To safeguard your Slack agent's credentials on cloud platforms, rely on a managed secret management service to securely store sensitive information like the Slack OAuth token or bot user token. For example, on AWS, you can use AWS Secrets Manager or Parameter Store and assign an IAM role to your application with only the permissions necessary to access the secret. Similarly, on Azure, leverage Azure Key Vault and grant your app’s managed identity the “get secret” permission. This approach ensures that sensitive tokens remain protected and are not exposed in your code or logs.
Adopt a least-privilege access policy by setting up dedicated roles - such as IAM roles on AWS or Service Principals on Azure - with narrowly defined permissions. Additionally, enable encryption at rest using tools like AWS KMS or Azure-managed keys, and ensure all API communications are secured with TLS encryption to protect data during transmission.
To further enhance security, establish a routine for credential rotation, such as updating tokens every 90 days, and keep a close eye on access activity by monitoring logs. Both AWS and Azure offer monitoring tools - such as CloudTrail and Azure Monitor - that can help you track and analyze secret access. By combining secure storage, limited access permissions, encryption, regular rotation, and vigilant monitoring, you can effectively protect your Slack agent’s credentials while leveraging the scalability of cloud infrastructure.

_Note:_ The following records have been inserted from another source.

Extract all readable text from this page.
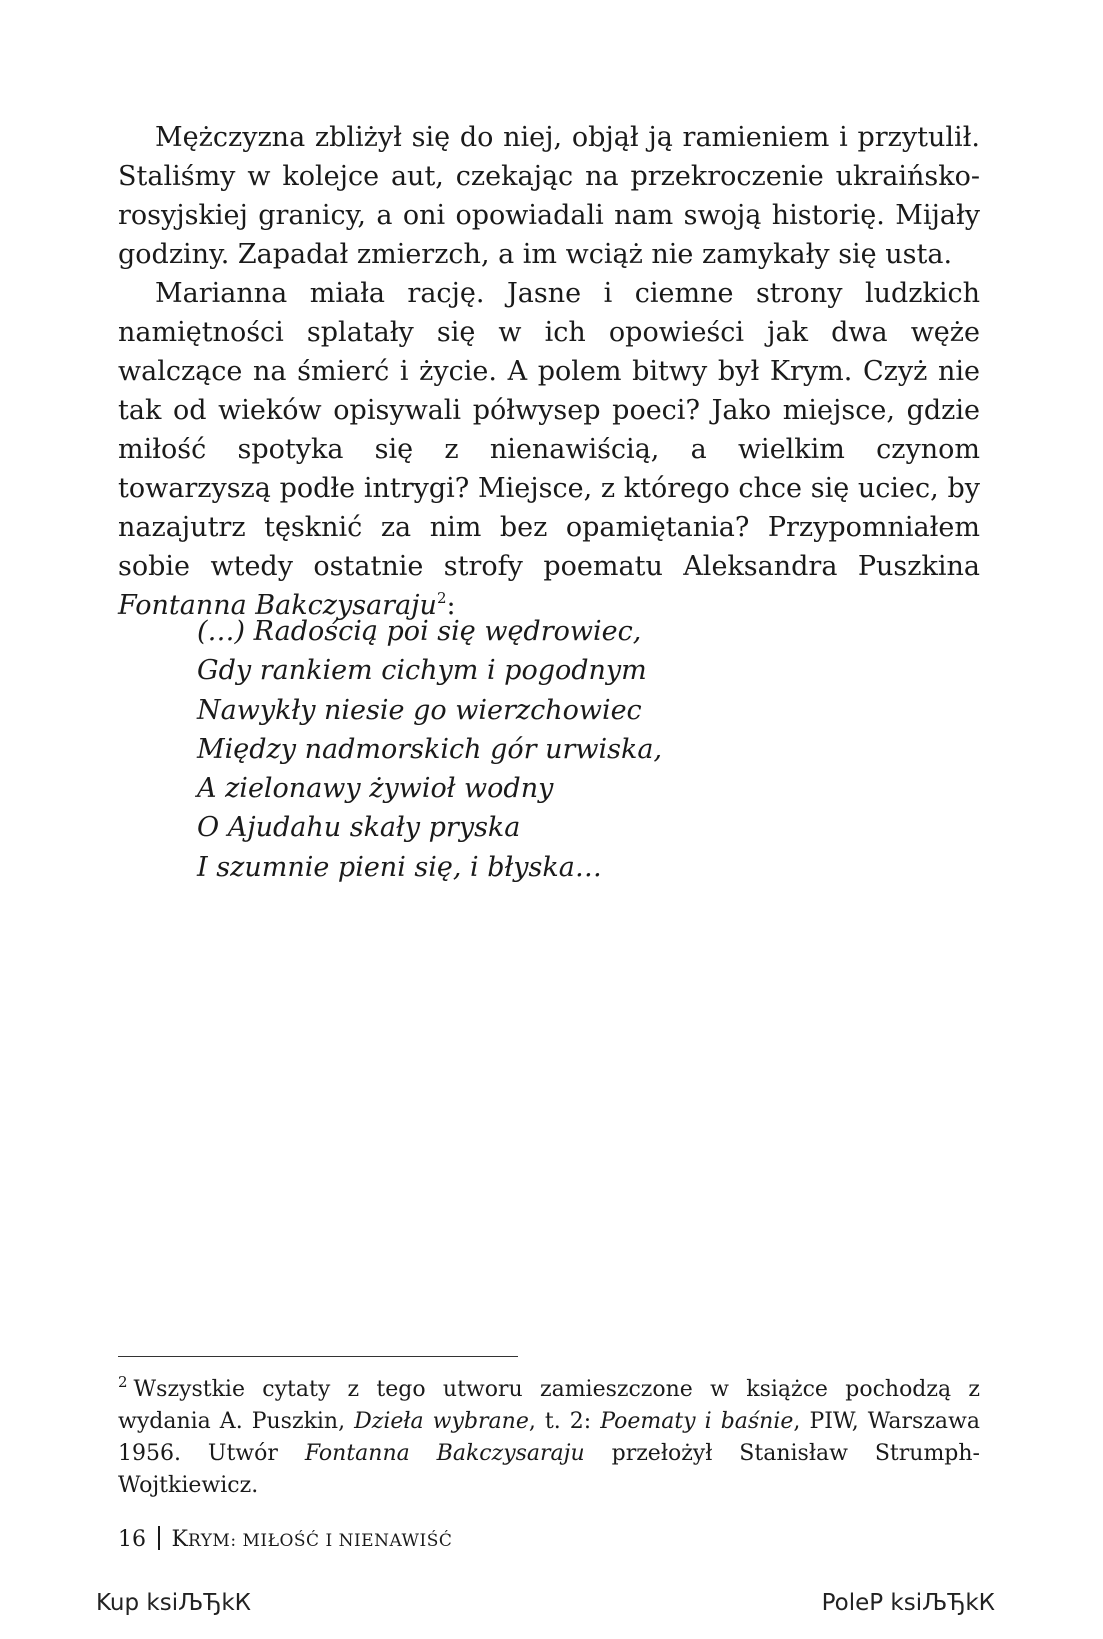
Mężczyzna zbliżył się do niej, objął ją ramieniem i przytulił. Staliśmy w kolejce aut, czekając na przekroczenie ukraińsko-rosyjskiej granicy, a oni opowiadali nam swoją historię. Mijały godziny. Zapadał zmierzch, a im wciąż nie zamykały się usta.

Marianna miała rację. Jasne i ciemne strony ludzkich namiętności splatały się w ich opowieści jak dwa węże walczące na śmierć i życie. A polem bitwy był Krym. Czyż nie tak od wieków opisywali półwysep poeci? Jako miejsce, gdzie miłość spotyka się z nienawiścią, a wielkim czynom towarzyszą podłe intrygi? Miejsce, z którego chce się uciec, by nazajutrz tęsknić za nim bez opamiętania? Przypomniałem sobie wtedy ostatnie strofy poematu Aleksandra Puszkina Fontanna Bakczysaraju$^2$:

(…) Radością poi się wędrowiec,
Gdy rankiem cichym i pogodnym
Nawykły niesie go wierzchowiec
Między nadmorskich gór urwiska,
A zielonawy żywioł wodny
O Ajudahu skały pryska
I szumnie pieni się, i błyska…
$^2$ Wszystkie cytaty z tego utworu zamieszczone w książce pochodzą z wydania A. Puszkin, Dzieła wybrane, t. 2: Poematy i baśnie, PIW, Warszawa 1956. Utwór Fontanna Bakczysaraju przełożył Stanisław Strumph-Wojtkiewicz.
16 KRYM: MIŁOŚĆ I NIENAWIŚĆ
Kup ksiЉЂkК	PoleР ksiЉЂkК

How do I connect my Slack agent to my knowledge bases?
To link your Question Base Slack agent with your team’s knowledge repositories, just follow these straightforward steps:
Install the Question Base app in Slack by clicking "Add to Slack" on the marketplace page. Make sure to grant the required permissions so the agent can access messages and post answers.
Access the Question Base dashboard and navigate to Settings → Integrations. From there, choose the knowledge bases you want to connect, such as Notion, Confluence, Salesforce, or Google Drive.

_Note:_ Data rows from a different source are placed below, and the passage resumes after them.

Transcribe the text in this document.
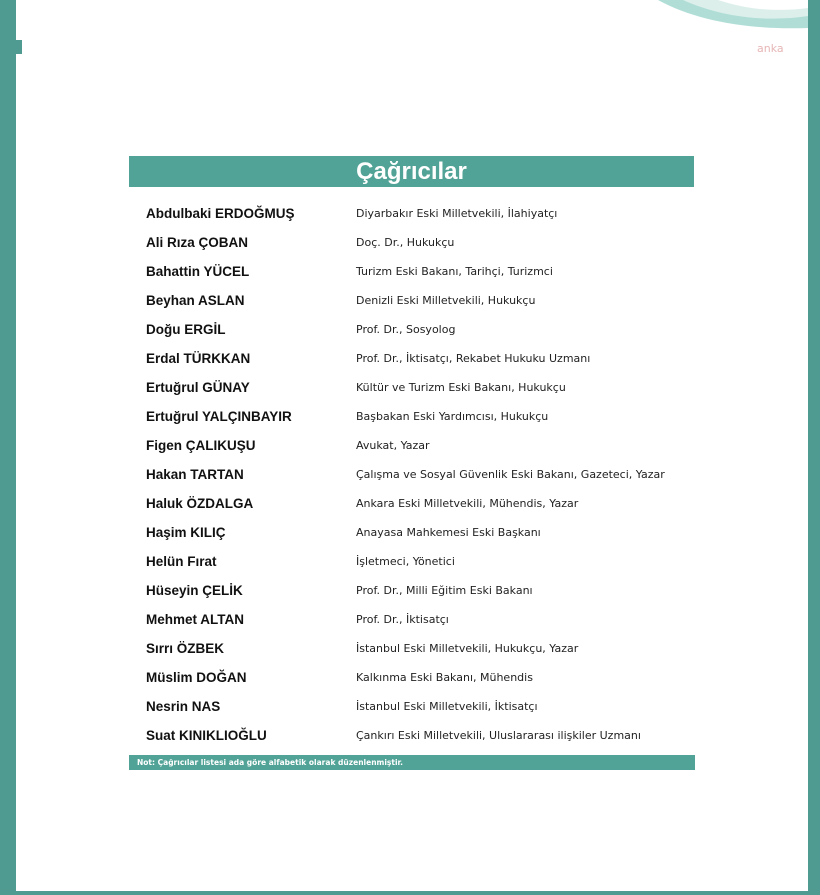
anka
Çağrıcılar
Abdulbaki ERDOĞMUŞ	Diyarbakır Eski Milletvekili, İlahiyatçı
Ali Rıza ÇOBAN	Doç. Dr., Hukukçu
Bahattin YÜCEL	Turizm Eski Bakanı, Tarihçi, Turizmci
Beyhan ASLAN	Denizli Eski Milletvekili, Hukukçu
Doğu ERGİL	Prof. Dr., Sosyolog
Erdal TÜRKKAN	Prof. Dr., İktisatçı, Rekabet Hukuku Uzmanı
Ertuğrul GÜNAY	Kültür ve Turizm Eski Bakanı, Hukukçu
Ertuğrul YALÇINBAYIR	Başbakan Eski Yardımcısı, Hukukçu
Figen ÇALIKUŞU	Avukat, Yazar
Hakan TARTAN	Çalışma ve Sosyal Güvenlik Eski Bakanı, Gazeteci, Yazar
Haluk ÖZDALGA	Ankara Eski Milletvekili, Mühendis, Yazar
Haşim KILIÇ	Anayasa Mahkemesi Eski Başkanı
Helün Fırat	İşletmeci, Yönetici
Hüseyin ÇELİK	Prof. Dr., Milli Eğitim Eski Bakanı
Mehmet ALTAN	Prof. Dr., İktisatçı
Sırrı ÖZBEK	İstanbul Eski Milletvekili, Hukukçu, Yazar
Müslim DOĞAN	Kalkınma Eski Bakanı, Mühendis
Nesrin NAS	İstanbul Eski Milletvekili, İktisatçı
Suat KINIKLIOĞLU	Çankırı Eski Milletvekili, Uluslararası ilişkiler Uzmanı
Not: Çağrıcılar listesi ada göre alfabetik olarak düzenlenmiştir.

Authorize access by logging into each service and granting read-only permissions for the specific folders or spaces you'd like the agent to use.
Assign sources to Slack channels or set a global default to help the agent locate information relevant to each team.
(Optional)Activate advanced features like case tracking or duplicate detection to refine accuracy and enable the agent to learn from unanswered questions.
After completing the setup, test the integration by asking a question in a Slack channel. The agent will respond with an answer pulled from the connected knowledge base, ensuring your team gets reliable and accurate information.